Fallback plan: Train locals, decrease forces
Washington ? U.S. military planners have begun plotting a fallback strategy for Iraq that includes a gradual withdrawal of forces and a renewed emphasis on training Iraqi fighters in case the current troop buildup fails or is derailed by Congress.
Such a strategy, based in part on the U.S. experience in El Salvador in the 1980s, is in the early planning stages and would be adjusted to fit the outcome of the current surge in troop levels, according to military officials and Pentagon consultants who spoke on condition of anonymity.
But a drawdown of forces would be in line with comments to Congress by Defense Secretary Robert M. Gates last month that if the surge fails, the backup plan would include moving troops “out of harm’s way.” Such a plan also would be close to recommendations of the Iraq Study Group, of which Gates was a member before his appointment as Defense chief.

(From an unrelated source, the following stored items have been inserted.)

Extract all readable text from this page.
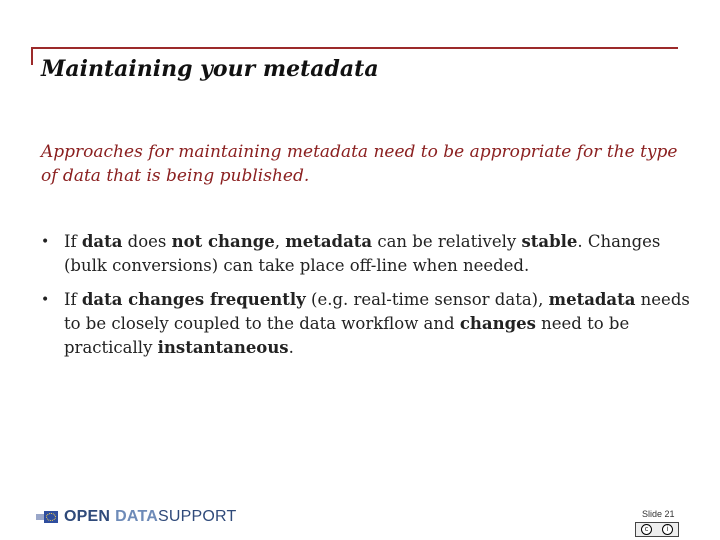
Maintaining your metadata

Approaches for maintaining metadata need to be appropriate for the type of data that is being published.

• If data does not change, metadata can be relatively stable. Changes (bulk conversions) can take place off-line when needed.
• If data changes frequently (e.g. real-time sensor data), metadata needs to be closely coupled to the data workflow and changes need to be practically instantaneous.
OPEN DATA SUPPORT	Slide 21
c	i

A strategy following the El Salvador model would be a dramatic break from President Bush’s policy committing large numbers of U.S. troops to aggressive counterinsurgency tactics, but it has influential backers within the Pentagon.
“This part of the world has an allergy against foreign presence,” a senior Pentagon official said. “You have a window of opportunity that is relatively short. Your ability to influence this with a large U.S. force eventually gets to the point that it is self-defeating.”
The new round of planning is taking place in an atmosphere of extraordinary tension within the Pentagon, which is grappling with a war about to enter its fifth year and going poorly on the ground while straining U.S. forces worldwide.
At the same time, the war has created divisions within the Pentagon. Some support the new commander in Iraq, Gen. David H. Petraeus, who advocates using more U.S. forces to protect Baghdad neighborhoods, while others back the position of Gen. John P. Abizaid, the retiring commander for the Mideast, who favored handing responsibility more quickly to Iraqis.
A shift from the buildup and toward a more adviser-based strategy would bring the administration more in line with the Iraq Study Group, a bipartisan panel created by Congress to make war recommendations. The group called for a gradual reduction in U.S. combat forces. Kalev I. Sepp, a key adviser to the panel and an El Salvador veteran, was instrumental in getting the commission to back an expanded advisory effort.
“That’s exactly what I proposed to the Iraq Study Group, and that’s exactly what ended up in the report,” said Sepp, an instructor at the Naval Postgraduate School in Monterey, Calif.
The El Salvador case study contrasts with the soldier-heavy example of Vietnam and the current buildup in Iraq. In El Salvador, the United States sent 55 Green Berets to aid the Salvadoran military in its fight against rebels between 1981 and 1992, when peace accords were signed.
Years later, the U.S. role in El Salvador remains controversial. Some academics have argued that the U.S. military turned a blind eye to government-backed death squads or even aided them. But former advisers and military historians argue that the United States gradually professionalized the Salvadoran army and curbed the government’s abuses.
In recent congressional hearings and in private Pentagon meetings, Marine Gen. Peter Pace, chairman of the Joint Chiefs of Staff, has made several references to the El Salvador campaign.
The senior Pentagon official said Pace’s repeated references were a signal that in the chairman’s view, success in Iraq might not depend on more combat troops.
There is a “sweet spot we are trying to hit,” the senior official said. “We need enough American presence to ensure (Iraq) doesn’t go down, without paying the price of a large U.S. profile that then triggers all the downsides.”
Some current and former military officers note that the United States has a better track record at fighting insurgencies with small numbers of advisers than it does with large campaigns.